I have been through this before and I am sure there is a thread on this subject but I cannot find it.

I am trying to fire my Norman P2000D via a hot shoe adaptor with a cable.  The adaptor and cable check out fine.  I used it with another camera and it works.

I sent my camera to KEH and they, by my request, reset everything back to factory defaults.  I have tried everything I can think of to make it fire my flash  and it refuses.

Something else I noticed.  The menu selections for the MD-80 are active.  I do not have a MD-80 installed.  I do not remember these options being active in the past.

I tried an old Nikon SB-28 Speedlight and it did not fire either.  It works on ohter cameras like my F4.

I am shooting in the manual mode.  How do I set the camera to trigger the hot shoe when I shoot the camera (thought about shooting it with a 12 gauge).


I was doing some product photography in another location and it worked fine.  I set up a studio in my home and it is not working.   I am getting just a little frustrated.  I know it is something simple but I cannot remember what it is.  I do know it is time for me to go to bed.

I need help like a dead man needs a coffin.
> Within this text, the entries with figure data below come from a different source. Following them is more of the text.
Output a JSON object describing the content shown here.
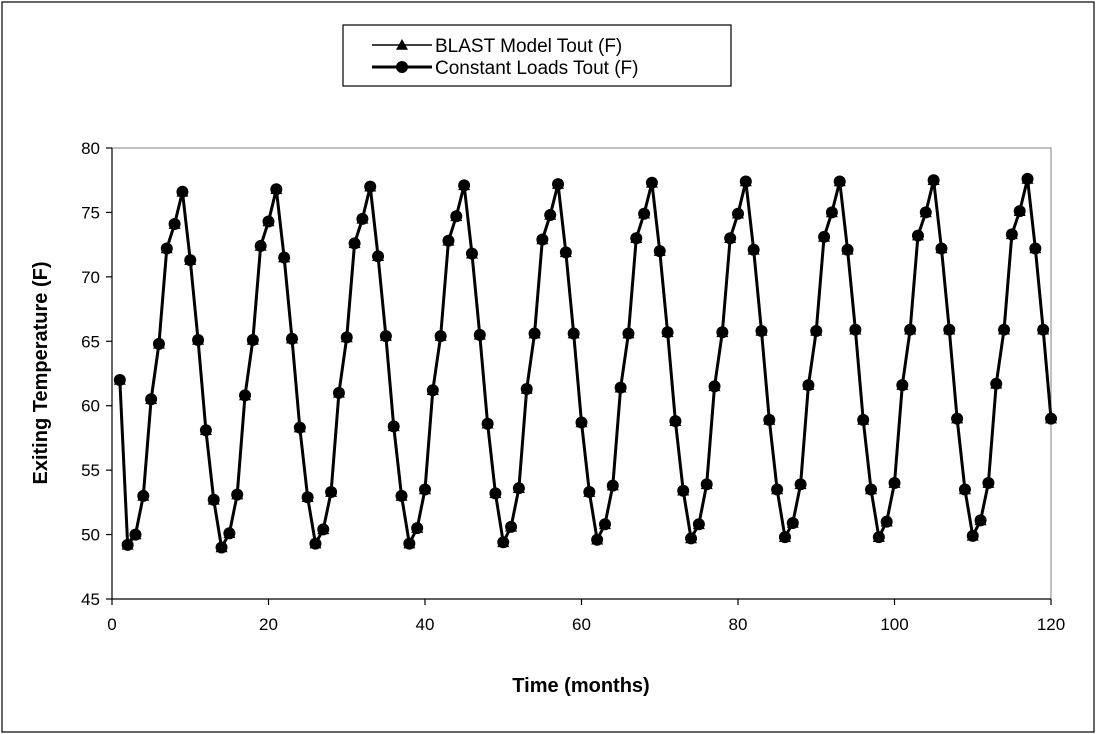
{
  "chart_data": {
    "type": "line",
    "title": "",
    "xlabel": "Time (months)",
    "ylabel": "Exiting Temperature (F)",
    "xlim": [
      0,
      120
    ],
    "ylim": [
      45,
      80
    ],
    "x_ticks": [
      0,
      20,
      40,
      60,
      80,
      100,
      120
    ],
    "y_ticks": [
      45,
      50,
      55,
      60,
      65,
      70,
      75,
      80
    ],
    "grid": false,
    "legend_position": "top-center",
    "x": [
      1,
      2,
      3,
      4,
      5,
      6,
      7,
      8,
      9,
      10,
      11,
      12,
      13,
      14,
      15,
      16,
      17,
      18,
      19,
      20,
      21,
      22,
      23,
      24,
      25,
      26,
      27,
      28,
      29,
      30,
      31,
      32,
      33,
      34,
      35,
      36,
      37,
      38,
      39,
      40,
      41,
      42,
      43,
      44,
      45,
      46,
      47,
      48,
      49,
      50,
      51,
      52,
      53,
      54,
      55,
      56,
      57,
      58,
      59,
      60,
      61,
      62,
      63,
      64,
      65,
      66,
      67,
      68,
      69,
      70,
      71,
      72,
      73,
      74,
      75,
      76,
      77,
      78,
      79,
      80,
      81,
      82,
      83,
      84,
      85,
      86,
      87,
      88,
      89,
      90,
      91,
      92,
      93,
      94,
      95,
      96,
      97,
      98,
      99,
      100,
      101,
      102,
      103,
      104,
      105,
      106,
      107,
      108,
      109,
      110,
      111,
      112,
      113,
      114,
      115,
      116,
      117,
      118,
      119,
      120
    ],
    "series": [
      {
        "name": "BLAST Model Tout (F)",
        "marker": "triangle",
        "color": "#000000",
        "values": [
          62.0,
          49.2,
          50.0,
          53.0,
          60.5,
          64.8,
          72.2,
          74.1,
          76.6,
          71.3,
          65.1,
          58.1,
          52.7,
          49.0,
          50.1,
          53.1,
          60.8,
          65.1,
          72.4,
          74.3,
          76.8,
          71.5,
          65.2,
          58.3,
          52.9,
          49.3,
          50.4,
          53.3,
          61.0,
          65.3,
          72.6,
          74.5,
          77.0,
          71.6,
          65.4,
          58.4,
          53.0,
          49.3,
          50.5,
          53.5,
          61.2,
          65.4,
          72.8,
          74.7,
          77.1,
          71.8,
          65.5,
          58.6,
          53.2,
          49.4,
          50.6,
          53.6,
          61.3,
          65.6,
          72.9,
          74.8,
          77.2,
          71.9,
          65.6,
          58.7,
          53.3,
          49.6,
          50.8,
          53.8,
          61.4,
          65.6,
          73.0,
          74.9,
          77.3,
          72.0,
          65.7,
          58.8,
          53.4,
          49.7,
          50.8,
          53.9,
          61.5,
          65.7,
          73.0,
          74.9,
          77.4,
          72.1,
          65.8,
          58.9,
          53.5,
          49.8,
          50.9,
          53.9,
          61.6,
          65.8,
          73.1,
          75.0,
          77.4,
          72.1,
          65.9,
          58.9,
          53.5,
          49.8,
          51.0,
          54.0,
          61.6,
          65.9,
          73.2,
          75.0,
          77.5,
          72.2,
          65.9,
          59.0,
          53.5,
          49.9,
          51.1,
          54.0,
          61.7,
          65.9,
          73.3,
          75.1,
          77.6,
          72.2,
          65.9,
          59.0
        ]
      },
      {
        "name": "Constant Loads Tout (F)",
        "marker": "circle",
        "color": "#000000",
        "values": [
          62.0,
          49.2,
          50.0,
          53.0,
          60.5,
          64.8,
          72.2,
          74.1,
          76.6,
          71.3,
          65.1,
          58.1,
          52.7,
          49.0,
          50.1,
          53.1,
          60.8,
          65.1,
          72.4,
          74.3,
          76.8,
          71.5,
          65.2,
          58.3,
          52.9,
          49.3,
          50.4,
          53.3,
          61.0,
          65.3,
          72.6,
          74.5,
          77.0,
          71.6,
          65.4,
          58.4,
          53.0,
          49.3,
          50.5,
          53.5,
          61.2,
          65.4,
          72.8,
          74.7,
          77.1,
          71.8,
          65.5,
          58.6,
          53.2,
          49.4,
          50.6,
          53.6,
          61.3,
          65.6,
          72.9,
          74.8,
          77.2,
          71.9,
          65.6,
          58.7,
          53.3,
          49.6,
          50.8,
          53.8,
          61.4,
          65.6,
          73.0,
          74.9,
          77.3,
          72.0,
          65.7,
          58.8,
          53.4,
          49.7,
          50.8,
          53.9,
          61.5,
          65.7,
          73.0,
          74.9,
          77.4,
          72.1,
          65.8,
          58.9,
          53.5,
          49.8,
          50.9,
          53.9,
          61.6,
          65.8,
          73.1,
          75.0,
          77.4,
          72.1,
          65.9,
          58.9,
          53.5,
          49.8,
          51.0,
          54.0,
          61.6,
          65.9,
          73.2,
          75.0,
          77.5,
          72.2,
          65.9,
          59.0,
          53.5,
          49.9,
          51.1,
          54.0,
          61.7,
          65.9,
          73.3,
          75.1,
          77.6,
          72.2,
          65.9,
          59.0
        ]
      }
    ]
  }
}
Thank you and yall have a great week.


Roger


----------



## Mach0 (Jul 2, 2012)

grits said:
			
		

> Hello Everyone
> 
> I have been through this before and I am sure there is a thread on this subject but I cannot find it.
> 
> ...



By placing a flash in the shoe ( except auto mode ) 
It should fire as long as its compatible.


----------



## Roger3006 (Jul 2, 2012)

Thank you

That is what thought. 

Has anyone else experienced this problem?

Roger


----------



## gsgary (Jul 2, 2012)

Have you blown your cameras flash circuit ? is the voltage on the Norman too high for your camera ? always better to use radio triggers just in case of the voltage


----------



## Roger3006 (Jul 2, 2012)

I do not know.  The internal flash works fine.  The power of the flash should not matter.  All you are doing is closing a circuit.

Thanks,

Grits


----------



## gsgary (Jul 2, 2012)

grits said:


> I do not know.  The internal flash works fine.  The power of the flash should not matter.  All you are doing is closing a circuit.
> 
> Thanks,
> 
> Grits



The trigger voltage matters http://www.photographers.co.uk/html/studio-flash.cfm


----------



## Roger3006 (Jul 2, 2012)

I stand corrected; however, it has worked fine for months.

Thanks for the link,

Roger


----------



## morganza (Jul 3, 2012)

gsgary said:


> grits said:
> 
> 
> > I do not know.  The internal flash works fine.  The power of the flash should not matter.  All you are doing is closing a circuit.
> ...



Oh, thanks for the link!


----------